L’Afrique a longtemps été considérée comme un continent sans histoire du fait qu’elle ne possède pas une écriture de renommée. Cependant les manuscrits de Tombouctou sont une des preuves vivantes de ce que l’Afrique n’est pas seulement un continent à tradition orale mais un véritable gisement d’écriture. A voir l’importance de ces trésors, les abandonner au pillage et à la dégradation, sera pour l’Afrique et pour le Mali, une bavure impardonnable.
« Les manuscrits sont nos diplômes, nos cartes d’identité, nos témoins à travers le monde entier » déclare Bassam Daghestani dans une grande envolée lyrique. Il est important que ces témoins vivants de la civilisation africaine soient sauvegardés et mis en sécurité. Ces documents sont un ensemble plus anciens connus dans le monde afro-musulman. Ils portent l’emblème des cerveaux intellectuels africains. En effet, ils constituent l’ensemble de copies d’ouvrages plus anciens, de même que des productions locales originales. Pour la plupart, ce sont des documents datant de la période allant du XVIIe au XIXe siècle. Conservés depuis des siècles dans la ville de Tombouctou, ville des 33 saints, ils sont écrits par des savants originaires de l’ancien empire du Mali dans les langues arabes peulh et certains en Haoussa. Ces textes authentiques parlent d’histoire, d’astronomie, de musique, de botanique, de généalogie, d’anatomie… Autant de domaines généralement méprisés, voire considérés comme “impies”.
L’urgence de la conservation
En avril 2012, pendant que les rebelles Touaregs du Mouvement national pour la libération de l’Azawad alliés au mouvement Ansar Dine et à l’organisation terroriste islamiste Al-Qaïda au Maghreb islamique sévissaient dans la ville savante, les précieux patrimoines ont été clandestinement évacués vers la capitale Bamako. En effet, cette opération a été effective grâce aux volontaires Abdelkader Haidara et Stéphanie Diakité. Ainsi, des milliers de manuscrits ont été sauvés du pillage et de la destruction.

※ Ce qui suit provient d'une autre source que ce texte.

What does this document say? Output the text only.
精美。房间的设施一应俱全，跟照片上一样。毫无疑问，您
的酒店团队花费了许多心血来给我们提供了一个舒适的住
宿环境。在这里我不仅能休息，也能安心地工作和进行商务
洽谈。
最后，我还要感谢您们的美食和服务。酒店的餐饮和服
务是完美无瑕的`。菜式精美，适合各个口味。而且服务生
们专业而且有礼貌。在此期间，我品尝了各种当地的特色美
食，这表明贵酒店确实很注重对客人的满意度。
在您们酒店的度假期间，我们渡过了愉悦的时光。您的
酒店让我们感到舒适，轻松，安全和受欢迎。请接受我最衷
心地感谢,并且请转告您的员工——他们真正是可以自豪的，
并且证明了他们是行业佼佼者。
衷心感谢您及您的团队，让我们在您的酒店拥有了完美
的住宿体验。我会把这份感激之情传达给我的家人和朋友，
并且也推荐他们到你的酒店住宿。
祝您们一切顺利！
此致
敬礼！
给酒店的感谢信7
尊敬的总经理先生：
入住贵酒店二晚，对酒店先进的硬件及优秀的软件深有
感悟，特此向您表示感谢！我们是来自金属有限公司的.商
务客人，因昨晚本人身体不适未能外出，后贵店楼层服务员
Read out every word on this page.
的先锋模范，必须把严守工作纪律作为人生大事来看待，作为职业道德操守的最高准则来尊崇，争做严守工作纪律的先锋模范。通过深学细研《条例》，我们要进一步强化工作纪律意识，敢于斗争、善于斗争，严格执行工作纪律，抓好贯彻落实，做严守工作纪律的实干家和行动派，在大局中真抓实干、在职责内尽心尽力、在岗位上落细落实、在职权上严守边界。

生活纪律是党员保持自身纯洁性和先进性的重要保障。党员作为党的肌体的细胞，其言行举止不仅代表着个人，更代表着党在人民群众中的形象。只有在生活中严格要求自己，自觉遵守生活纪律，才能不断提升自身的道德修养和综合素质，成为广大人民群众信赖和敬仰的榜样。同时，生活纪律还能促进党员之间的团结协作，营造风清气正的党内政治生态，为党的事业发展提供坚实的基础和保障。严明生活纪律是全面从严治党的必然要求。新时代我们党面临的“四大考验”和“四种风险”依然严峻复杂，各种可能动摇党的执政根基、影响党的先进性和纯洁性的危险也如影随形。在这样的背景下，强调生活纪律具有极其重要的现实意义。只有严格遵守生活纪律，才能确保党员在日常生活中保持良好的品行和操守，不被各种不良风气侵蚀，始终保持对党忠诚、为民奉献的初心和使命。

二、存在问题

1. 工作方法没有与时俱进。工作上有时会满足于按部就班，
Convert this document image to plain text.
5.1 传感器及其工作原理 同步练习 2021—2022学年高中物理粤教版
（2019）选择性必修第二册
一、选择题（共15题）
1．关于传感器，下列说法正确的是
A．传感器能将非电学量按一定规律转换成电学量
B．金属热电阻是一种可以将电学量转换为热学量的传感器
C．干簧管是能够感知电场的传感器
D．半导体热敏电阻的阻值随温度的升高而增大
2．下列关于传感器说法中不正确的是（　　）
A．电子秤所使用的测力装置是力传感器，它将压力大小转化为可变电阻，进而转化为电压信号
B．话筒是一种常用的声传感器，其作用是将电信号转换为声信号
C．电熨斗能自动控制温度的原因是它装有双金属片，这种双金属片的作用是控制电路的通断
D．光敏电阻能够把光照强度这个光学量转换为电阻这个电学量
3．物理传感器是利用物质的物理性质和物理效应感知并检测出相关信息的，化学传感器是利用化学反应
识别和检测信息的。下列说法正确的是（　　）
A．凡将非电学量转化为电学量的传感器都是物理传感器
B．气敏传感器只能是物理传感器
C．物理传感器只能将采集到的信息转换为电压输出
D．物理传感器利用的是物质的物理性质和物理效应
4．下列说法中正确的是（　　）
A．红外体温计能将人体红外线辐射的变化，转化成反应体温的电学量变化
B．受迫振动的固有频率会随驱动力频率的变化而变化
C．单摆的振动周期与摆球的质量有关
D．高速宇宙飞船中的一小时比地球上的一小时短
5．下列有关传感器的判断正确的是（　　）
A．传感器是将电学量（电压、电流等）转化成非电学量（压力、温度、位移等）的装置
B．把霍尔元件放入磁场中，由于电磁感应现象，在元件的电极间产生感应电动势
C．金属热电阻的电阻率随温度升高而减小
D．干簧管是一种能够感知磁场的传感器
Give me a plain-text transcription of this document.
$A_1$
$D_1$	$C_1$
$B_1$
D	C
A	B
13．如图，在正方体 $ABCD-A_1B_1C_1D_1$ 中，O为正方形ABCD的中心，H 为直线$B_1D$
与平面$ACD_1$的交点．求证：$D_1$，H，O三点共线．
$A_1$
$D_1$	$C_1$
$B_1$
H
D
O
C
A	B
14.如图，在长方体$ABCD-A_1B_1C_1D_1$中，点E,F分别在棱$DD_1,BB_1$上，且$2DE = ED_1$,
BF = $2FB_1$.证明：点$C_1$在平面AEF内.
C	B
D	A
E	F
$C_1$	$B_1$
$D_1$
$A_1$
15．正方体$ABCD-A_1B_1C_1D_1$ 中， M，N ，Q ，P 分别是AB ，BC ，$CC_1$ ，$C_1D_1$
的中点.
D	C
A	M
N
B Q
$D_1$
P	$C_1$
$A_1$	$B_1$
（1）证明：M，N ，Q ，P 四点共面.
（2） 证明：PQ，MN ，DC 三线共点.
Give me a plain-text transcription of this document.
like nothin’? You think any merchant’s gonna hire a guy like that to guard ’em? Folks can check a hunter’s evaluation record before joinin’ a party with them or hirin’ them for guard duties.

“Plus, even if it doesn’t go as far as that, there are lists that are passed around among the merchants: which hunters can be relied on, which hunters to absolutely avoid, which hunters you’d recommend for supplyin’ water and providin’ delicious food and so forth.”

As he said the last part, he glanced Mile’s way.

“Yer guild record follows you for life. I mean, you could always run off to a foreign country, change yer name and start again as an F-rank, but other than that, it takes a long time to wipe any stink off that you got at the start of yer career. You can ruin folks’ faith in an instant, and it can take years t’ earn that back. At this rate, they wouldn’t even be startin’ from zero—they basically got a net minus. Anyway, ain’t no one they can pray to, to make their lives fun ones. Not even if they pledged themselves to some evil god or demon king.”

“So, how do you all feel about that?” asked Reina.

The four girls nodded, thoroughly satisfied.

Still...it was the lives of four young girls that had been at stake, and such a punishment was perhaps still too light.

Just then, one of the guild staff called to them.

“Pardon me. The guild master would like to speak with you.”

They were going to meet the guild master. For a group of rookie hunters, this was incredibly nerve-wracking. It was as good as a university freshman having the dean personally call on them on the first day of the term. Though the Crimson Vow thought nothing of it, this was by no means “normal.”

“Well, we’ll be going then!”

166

Le 16 décembre 2021 au mémorial Modibo Keita, un atelier, organisé par le ministère de l’Artisanat, de la Culture, de l’Industrie hôtelière et du Tourisme s’est prononcé sur la question. Il s’agissait spécialement d’examiner judicieusement les documents issus de la réflexion collective sur les questions relatives à la préservation, l’accessibilité, l’exploitation et la valorisation des manuscrits anciens du Mali. Ceci avec le soutien financier de l’Union Européenne, de la coopération Espagnole et de l’Unesco. Au détour de cet atelier, le chef du bureau de l’Unesco à Bamako, Edmond Moukala, a reconnu que les manuscrits maliens font face à beaucoup de difficultés et que l’issue de cet atelier sera bénéfique pour leur conservation et leur gestion.
Numérisation et archivage à Bamako, une solution
Plus de 40.000 manuscrits de la bibliothèque de Tombouctou, séjournent depuis des années à Bamako. La plupart sont déjà numérisés. Les conservateurs ne pensent pas uniquement à la conservation mais aussi à ce que les apprenants de tous les pays découvrent la richesse de la culture africaine. Pour Mohamed Diaghayaté, directeur de l’Institut Ahmed Baba, les acteurs éducatifs et culturels ont tiré beaucoup de leçon du saccage de Tombouctou : « Ça nous a permis de loger tous les manuscrits dans les boîtes pour les conserver et aussi nous en avons tiré une leçon. Il faut avoir une copie numérisée de tous ces manuscrits. Effectivement, tous ceux qui sont à Bamako aujourd’hui sont numérisés même si quelquefois, nous pensons qu’il faut améliorer la qualité de cette numérisation » .
Toutefois, il faut reconnaître que malgré les efforts déjà consentis, il reste beaucoup à faire. L’Afrique a toujours souffert d’inexistence de véritables écrits authentiques. Il serait alors judicieux qu’un combat soit engagé pour la sauvegarde de ces quelques rares écrits, patrimoine de notre continent.